- Apelacja wpłynęła do nas zarówno od prokuratora jak i od obrońcy oskarżonego i sąd zmienił wyrok Sądu Okręgowego w Bydgoszczy tak, że podwyższył wymierzoną karę pozbawienia wolności do 25 lat - mówi Joanna Organiak, rzeczniczka Sądu Apelacyjnego w Gdańsku.
Z więzienia do konkubiny
Pierwszy wyrok na Dariusza K. zapadł 29 maja. Sędzia Barbara Malatyńska stwierdziła, że wina oskarżonego nie budzi wątpliwości. Wcześniej, na ostatniej rozprawie w procesie, prokurator żądał wobec Dariusza K. kary 25 lat pozbawienia wolności, obrona zaś wnioskowała o uniewinnienie.
Sąd podzielił ustalenia bydgoskiej prokuratury co do okoliczności, w jakich doszło do zabójstwa Justyny P., mieszkanki wieżowca na osiedlu Bartodzieje.
Czytaj także:Zbrodnia na Bartodziejach w Bydgoszczy. Konkubina martwa w wannie
Dariusz K. wyszedł z więzienia po zakończeniu odbywania wyroku kilku lat pozbawienia wolności za znęcanie się psychiczne i fizyczne nad żoną i dzieckiem. Swoje kroki skierował do mieszkania, które zajmowała jego aktualna partnerka. 8 czerwca około godziny 19 wieczorem zawiadomił pogotowie. Twierdził, że kobieta nie żyje.

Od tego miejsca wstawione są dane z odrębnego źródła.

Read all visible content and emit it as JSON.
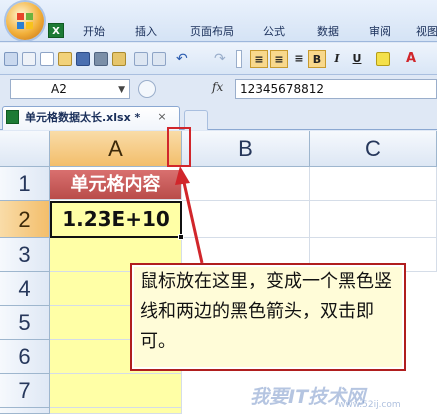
{
  "ribbon": {
    "tabs": [
      "开始",
      "插入",
      "页面布局",
      "公式",
      "数据",
      "审阅",
      "视图"
    ],
    "excel_icon": "X"
  },
  "toolbar": {
    "bold": "B",
    "italic": "I",
    "underline": "U",
    "font_color_letter": "A",
    "accent": "#d1262b"
  },
  "formula_bar": {
    "name_box": "A2",
    "fx": "fx",
    "value": "12345678812"
  },
  "document": {
    "tab_title": "单元格数据太长.xlsx *",
    "close": "×"
  },
  "sheet": {
    "columns": [
      "A",
      "B",
      "C"
    ],
    "rows": [
      "1",
      "2",
      "3",
      "4",
      "5",
      "6",
      "7"
    ],
    "cells": {
      "A1": "单元格内容",
      "A2": "1.23E+10"
    }
  },
  "annotation": {
    "text": "鼠标放在这里，变成一个黑色竖线和两边的黑色箭头，双击即可。",
    "color": "#d1262b"
  },
  "watermark": {
    "main": "我要IT技术网",
    "sub": "www.52ij.com"
  }
}
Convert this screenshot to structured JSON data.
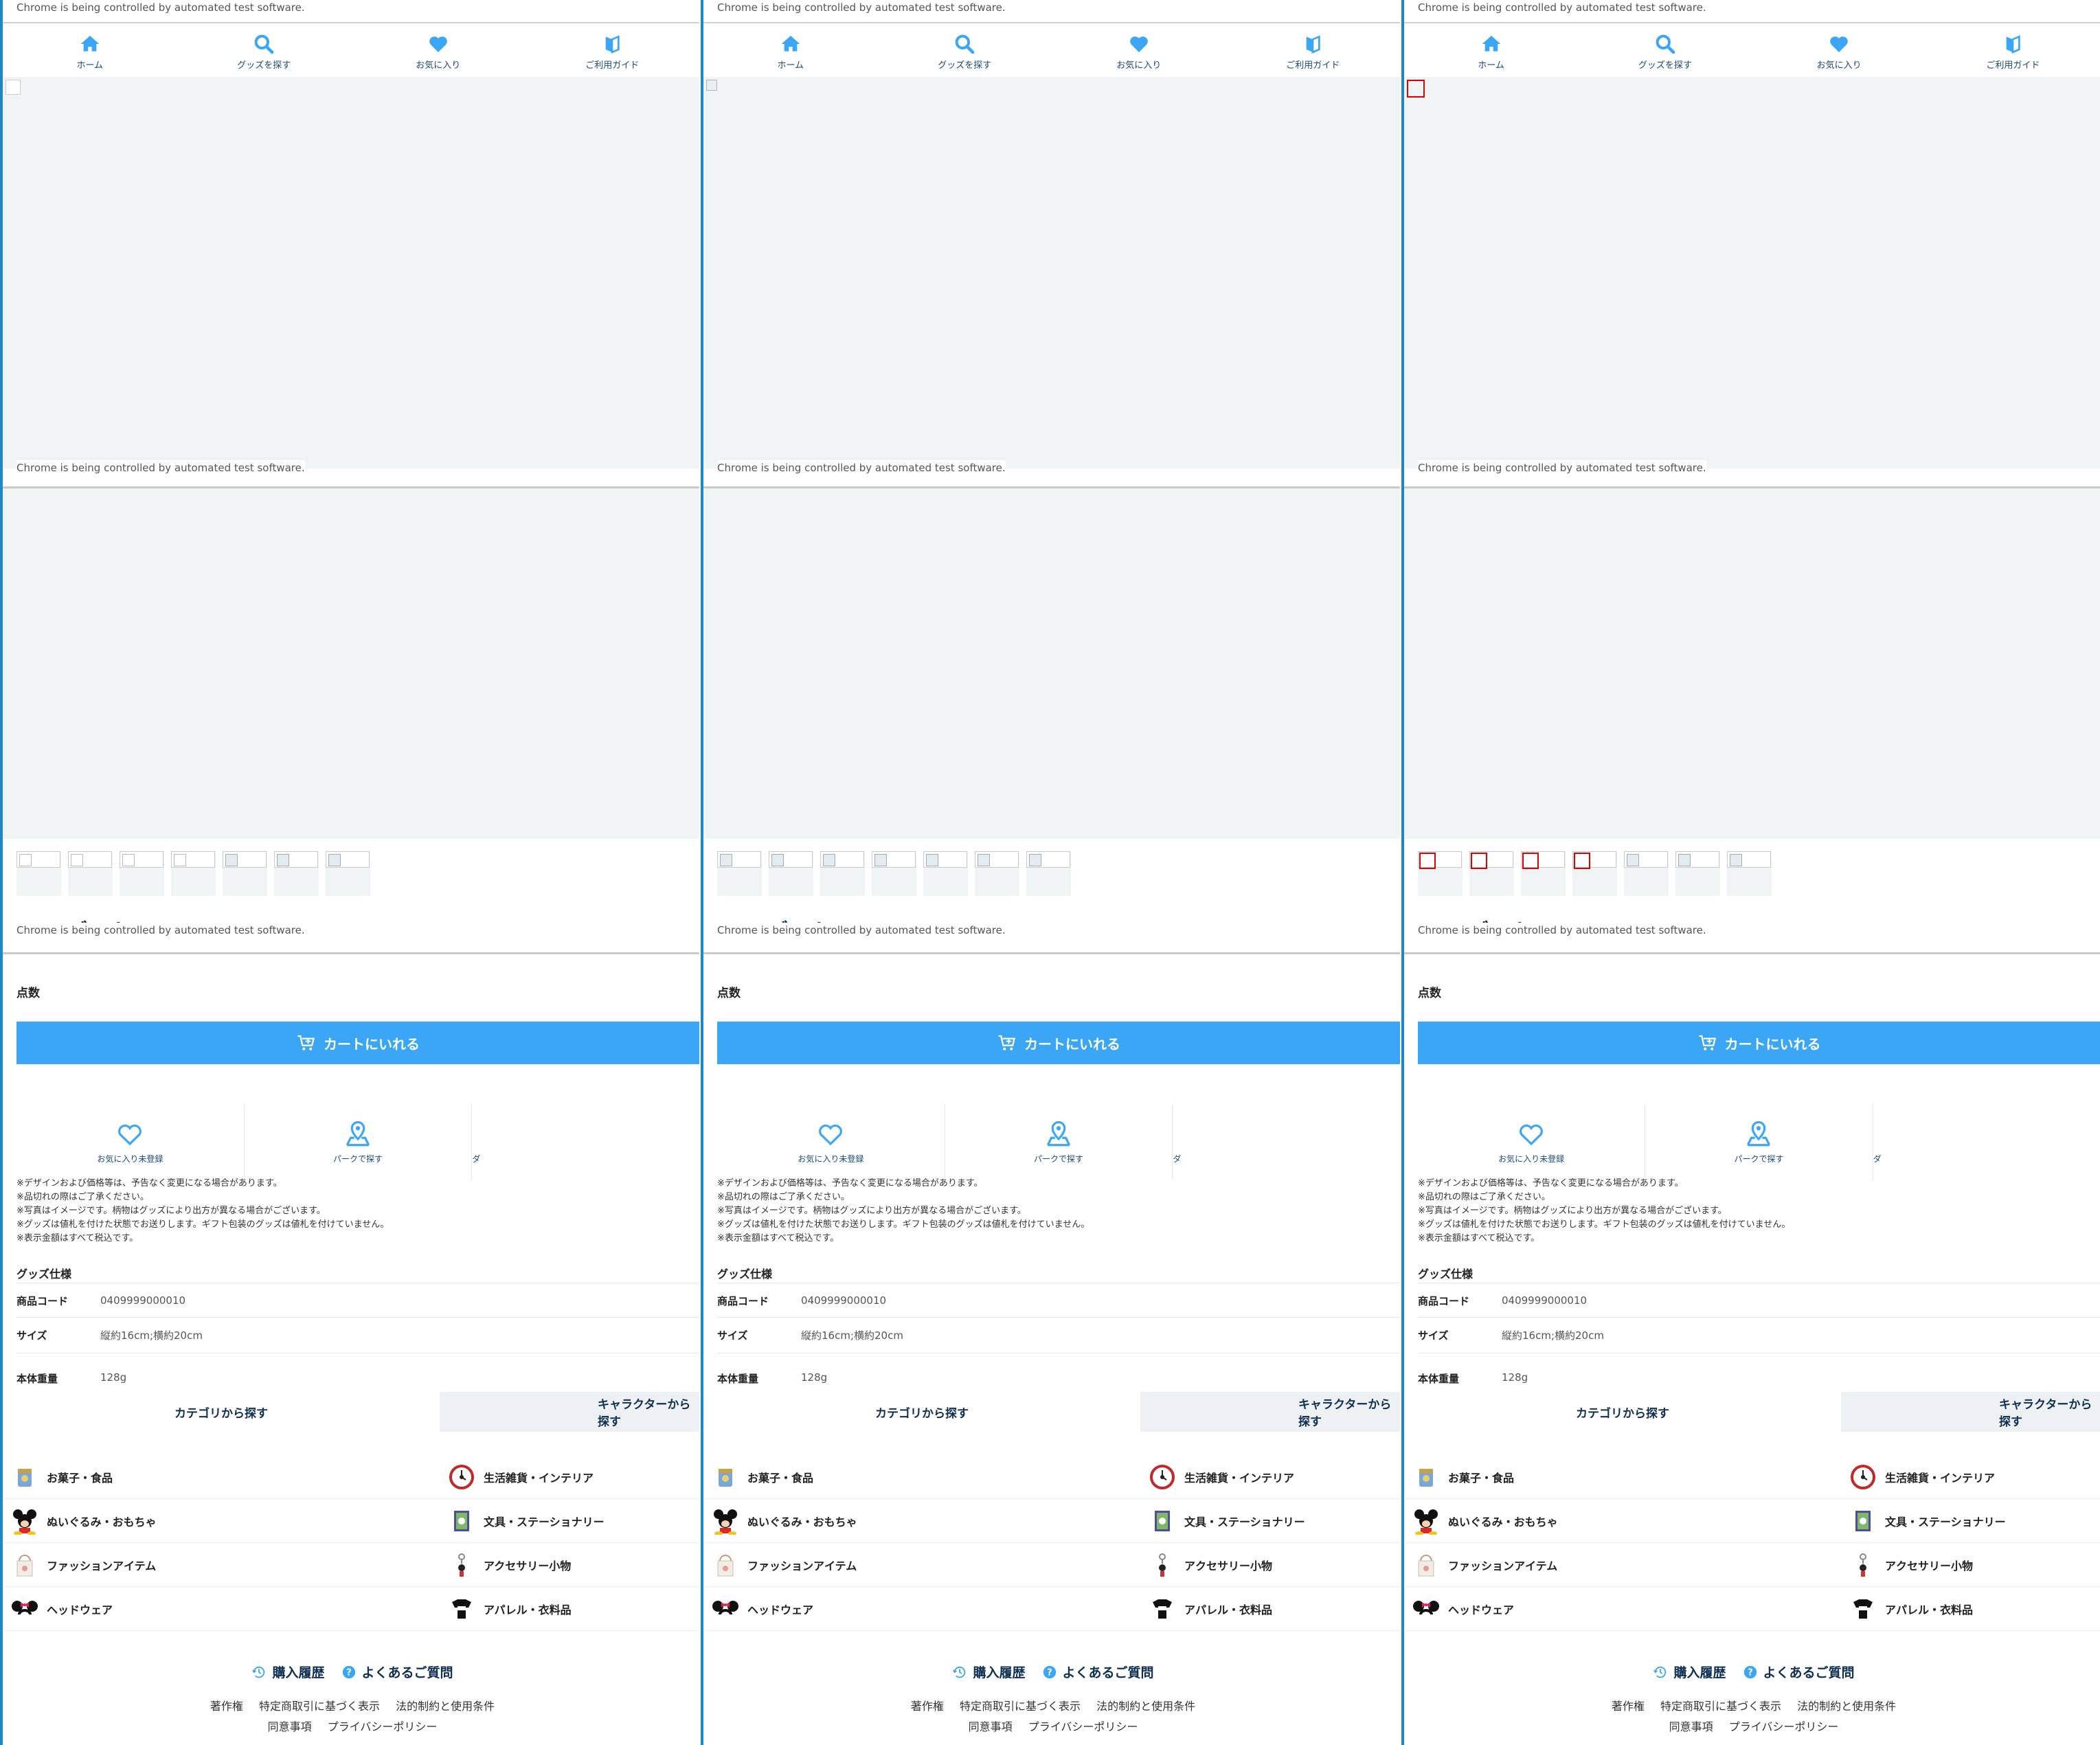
{
  "browser": {
    "automation_message": "Chrome is being controlled by automated test software."
  },
  "nav": {
    "home": "ホーム",
    "search": "グッズを探す",
    "favorites": "お気に入り",
    "guide": "ご利用ガイド"
  },
  "product": {
    "title_partial": "TDSデスト　P",
    "quantity_label": "点数",
    "cart_button": "カートにいれる",
    "favorite_action": "お気に入り未登録",
    "park_action": "パークで探す",
    "third_action_partial": "ダ"
  },
  "notes": [
    "※デザインおよび価格等は、予告なく変更になる場合があります。",
    "※品切れの際はご了承ください。",
    "※写真はイメージです。柄物はグッズにより出方が異なる場合がございます。",
    "※グッズは値札を付けた状態でお送りします。ギフト包装のグッズは値札を付けていません。",
    "※表示金額はすべて税込です。"
  ],
  "specs": {
    "title": "グッズ仕様",
    "rows": [
      {
        "key": "商品コード",
        "value": "0409999000010"
      },
      {
        "key": "サイズ",
        "value": "縦約16cm;横約20cm"
      },
      {
        "key": "本体重量",
        "value": "128g"
      }
    ]
  },
  "category_tabs": {
    "by_category": "カテゴリから探す",
    "by_character": "キャラクターから探す"
  },
  "categories": [
    {
      "label": "お菓子・食品",
      "icon": "snack-tin-icon"
    },
    {
      "label": "生活雑貨・インテリア",
      "icon": "clock-icon"
    },
    {
      "label": "ぬいぐるみ・おもちゃ",
      "icon": "plush-icon"
    },
    {
      "label": "文具・ステーショナリー",
      "icon": "notebook-icon"
    },
    {
      "label": "ファッションアイテム",
      "icon": "tote-bag-icon"
    },
    {
      "label": "アクセサリー小物",
      "icon": "keychain-icon"
    },
    {
      "label": "ヘッドウェア",
      "icon": "ears-headband-icon"
    },
    {
      "label": "アパレル・衣料品",
      "icon": "tshirt-icon"
    }
  ],
  "footer": {
    "purchase_history": "購入履歴",
    "faq": "よくあるご質問",
    "links_row1": [
      "著作権",
      "特定商取引に基づく表示",
      "法的制約と使用条件"
    ],
    "links_row2": [
      "同意事項",
      "プライバシーポリシー"
    ]
  },
  "colors": {
    "accent": "#3aa6f5",
    "navy": "#0e2e52",
    "frame": "#1e88c7",
    "highlight": "#e00000"
  }
}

Wieczorem sąsiadka z mieszkania znajdującego się poniżej tego zajmowanego przez P. usłyszała krzyki i wezwania o pomoc.
Wezwał pogotowie i uciekł
- Ktoś wołał „Ratunku”. Sąsiadka opisała głos „jak zza grobu”, jakby „ktoś przez zaciśnięte usta krzyczał” - mówiła sędzia Malatyńska, uzasadniając odczytany wcześniej wyrok.
- Ten głos stawał się coraz słabszy. Lokatorka usłyszała później silny i zdecydowany męski głos - dodała sędzia.

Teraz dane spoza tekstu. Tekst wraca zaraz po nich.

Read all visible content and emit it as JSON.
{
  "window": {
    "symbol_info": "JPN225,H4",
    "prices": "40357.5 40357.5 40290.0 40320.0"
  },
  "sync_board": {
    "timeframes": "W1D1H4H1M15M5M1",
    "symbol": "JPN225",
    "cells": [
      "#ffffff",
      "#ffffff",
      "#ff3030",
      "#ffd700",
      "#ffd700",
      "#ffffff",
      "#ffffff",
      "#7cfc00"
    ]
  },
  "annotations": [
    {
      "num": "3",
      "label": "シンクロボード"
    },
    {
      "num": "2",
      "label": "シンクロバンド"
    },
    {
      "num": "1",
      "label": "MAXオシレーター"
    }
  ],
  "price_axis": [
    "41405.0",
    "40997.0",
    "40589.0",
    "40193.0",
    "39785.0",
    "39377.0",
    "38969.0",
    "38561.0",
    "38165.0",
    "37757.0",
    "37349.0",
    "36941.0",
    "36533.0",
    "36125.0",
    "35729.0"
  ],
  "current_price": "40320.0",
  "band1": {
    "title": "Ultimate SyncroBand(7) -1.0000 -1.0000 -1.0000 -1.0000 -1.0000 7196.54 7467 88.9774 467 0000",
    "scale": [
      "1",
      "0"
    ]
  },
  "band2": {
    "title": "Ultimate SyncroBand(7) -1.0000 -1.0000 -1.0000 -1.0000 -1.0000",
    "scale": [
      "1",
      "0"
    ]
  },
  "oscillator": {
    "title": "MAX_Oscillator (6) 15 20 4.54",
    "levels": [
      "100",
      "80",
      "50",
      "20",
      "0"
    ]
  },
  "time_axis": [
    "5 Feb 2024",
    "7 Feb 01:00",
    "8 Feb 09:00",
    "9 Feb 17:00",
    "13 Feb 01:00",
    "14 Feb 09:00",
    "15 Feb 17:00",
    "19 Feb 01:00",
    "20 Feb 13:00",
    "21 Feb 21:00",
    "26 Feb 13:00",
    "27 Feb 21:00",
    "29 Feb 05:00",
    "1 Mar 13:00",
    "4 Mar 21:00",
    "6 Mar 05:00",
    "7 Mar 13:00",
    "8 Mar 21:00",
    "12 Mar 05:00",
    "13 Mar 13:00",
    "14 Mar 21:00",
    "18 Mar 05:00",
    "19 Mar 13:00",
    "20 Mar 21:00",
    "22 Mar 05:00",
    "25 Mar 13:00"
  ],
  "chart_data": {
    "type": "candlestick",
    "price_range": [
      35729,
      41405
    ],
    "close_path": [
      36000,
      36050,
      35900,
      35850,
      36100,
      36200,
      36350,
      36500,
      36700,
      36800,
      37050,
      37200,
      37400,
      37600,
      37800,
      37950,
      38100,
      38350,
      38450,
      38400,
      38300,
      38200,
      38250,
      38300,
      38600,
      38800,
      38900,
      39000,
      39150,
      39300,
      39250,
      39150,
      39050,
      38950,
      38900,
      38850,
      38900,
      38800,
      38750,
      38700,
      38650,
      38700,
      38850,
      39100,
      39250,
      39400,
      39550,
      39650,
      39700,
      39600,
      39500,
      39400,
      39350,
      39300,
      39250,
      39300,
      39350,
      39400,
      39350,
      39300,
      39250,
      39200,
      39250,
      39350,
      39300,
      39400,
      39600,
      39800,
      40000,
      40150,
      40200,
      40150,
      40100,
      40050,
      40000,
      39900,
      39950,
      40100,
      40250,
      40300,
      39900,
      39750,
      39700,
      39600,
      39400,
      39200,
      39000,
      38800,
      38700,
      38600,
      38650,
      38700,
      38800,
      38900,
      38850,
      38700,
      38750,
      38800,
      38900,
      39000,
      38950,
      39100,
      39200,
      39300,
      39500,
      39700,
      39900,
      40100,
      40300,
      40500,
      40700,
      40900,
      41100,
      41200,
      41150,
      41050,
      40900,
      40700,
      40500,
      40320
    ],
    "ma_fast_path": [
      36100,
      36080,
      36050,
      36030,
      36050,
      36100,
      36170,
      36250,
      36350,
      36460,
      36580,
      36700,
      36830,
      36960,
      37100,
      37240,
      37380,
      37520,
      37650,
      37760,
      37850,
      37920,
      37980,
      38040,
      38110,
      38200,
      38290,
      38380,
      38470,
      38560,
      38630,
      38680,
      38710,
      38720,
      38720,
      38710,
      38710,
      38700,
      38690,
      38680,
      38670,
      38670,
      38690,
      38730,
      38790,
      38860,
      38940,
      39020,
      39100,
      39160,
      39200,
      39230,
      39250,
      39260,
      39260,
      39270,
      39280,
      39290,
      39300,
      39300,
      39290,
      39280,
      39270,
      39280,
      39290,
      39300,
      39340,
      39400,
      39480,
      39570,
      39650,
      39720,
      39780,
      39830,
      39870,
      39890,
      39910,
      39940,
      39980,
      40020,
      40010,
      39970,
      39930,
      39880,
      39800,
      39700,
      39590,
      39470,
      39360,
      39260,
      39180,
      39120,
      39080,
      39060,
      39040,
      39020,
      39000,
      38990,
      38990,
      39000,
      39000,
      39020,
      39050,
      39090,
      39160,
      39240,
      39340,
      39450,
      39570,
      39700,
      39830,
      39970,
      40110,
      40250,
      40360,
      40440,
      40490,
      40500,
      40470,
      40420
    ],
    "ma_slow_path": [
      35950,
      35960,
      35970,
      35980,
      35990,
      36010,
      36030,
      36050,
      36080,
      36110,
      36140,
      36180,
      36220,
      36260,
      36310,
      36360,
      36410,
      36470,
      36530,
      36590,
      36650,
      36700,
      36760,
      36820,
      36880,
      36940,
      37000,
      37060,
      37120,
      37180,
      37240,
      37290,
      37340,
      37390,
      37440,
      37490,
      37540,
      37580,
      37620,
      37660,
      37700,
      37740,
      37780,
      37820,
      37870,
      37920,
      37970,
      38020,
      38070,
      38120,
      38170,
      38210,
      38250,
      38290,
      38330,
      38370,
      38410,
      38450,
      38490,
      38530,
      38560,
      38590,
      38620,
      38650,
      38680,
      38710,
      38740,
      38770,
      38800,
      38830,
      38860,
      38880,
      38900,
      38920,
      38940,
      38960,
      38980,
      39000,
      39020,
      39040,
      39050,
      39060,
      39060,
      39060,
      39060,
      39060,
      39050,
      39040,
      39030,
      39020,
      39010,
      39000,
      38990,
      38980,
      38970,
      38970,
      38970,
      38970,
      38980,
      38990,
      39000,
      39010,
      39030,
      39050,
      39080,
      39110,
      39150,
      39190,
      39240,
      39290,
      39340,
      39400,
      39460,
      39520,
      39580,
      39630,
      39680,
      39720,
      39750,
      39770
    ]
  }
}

Te hałasy dobiegały z łazienki. Podczas jednej z ostatnich rozpraw w procesie odtworzono w sali sądowej nagranie z zarejestrowaną rozmową K. z dyspozytorem pogotowia.
Wzywał pomocy, twierdząc, że „kobieta utopiła się w wannie”, szlochał do słuchawki i prosił o pomoc.

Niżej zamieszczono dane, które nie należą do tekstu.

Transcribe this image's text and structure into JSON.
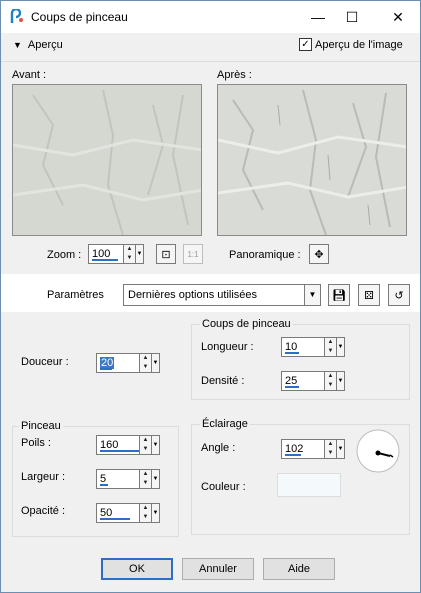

Na przyjazd zespołu ratowniczego jednak nie poczekał. Wyszedł z mieszkania, zostawiając w nim swoje dokumenty. Zameldował się w hotelu w Białych Błotach.
W tym czasie przybyli na miejsce ratownicy pogotowia zastali w mieszkaniu na Połczyńskiej martwą Justynę P. Leżała w wannie twarzą do dna.
Skóra odchodziła od ciała
Temperatura wody w momencie ich przyjazdu sięgała 40 st. C, a biegli z dziedziny fizyki obliczyli, że do wanny musiała nalecieć woda przekraczająca 60 st.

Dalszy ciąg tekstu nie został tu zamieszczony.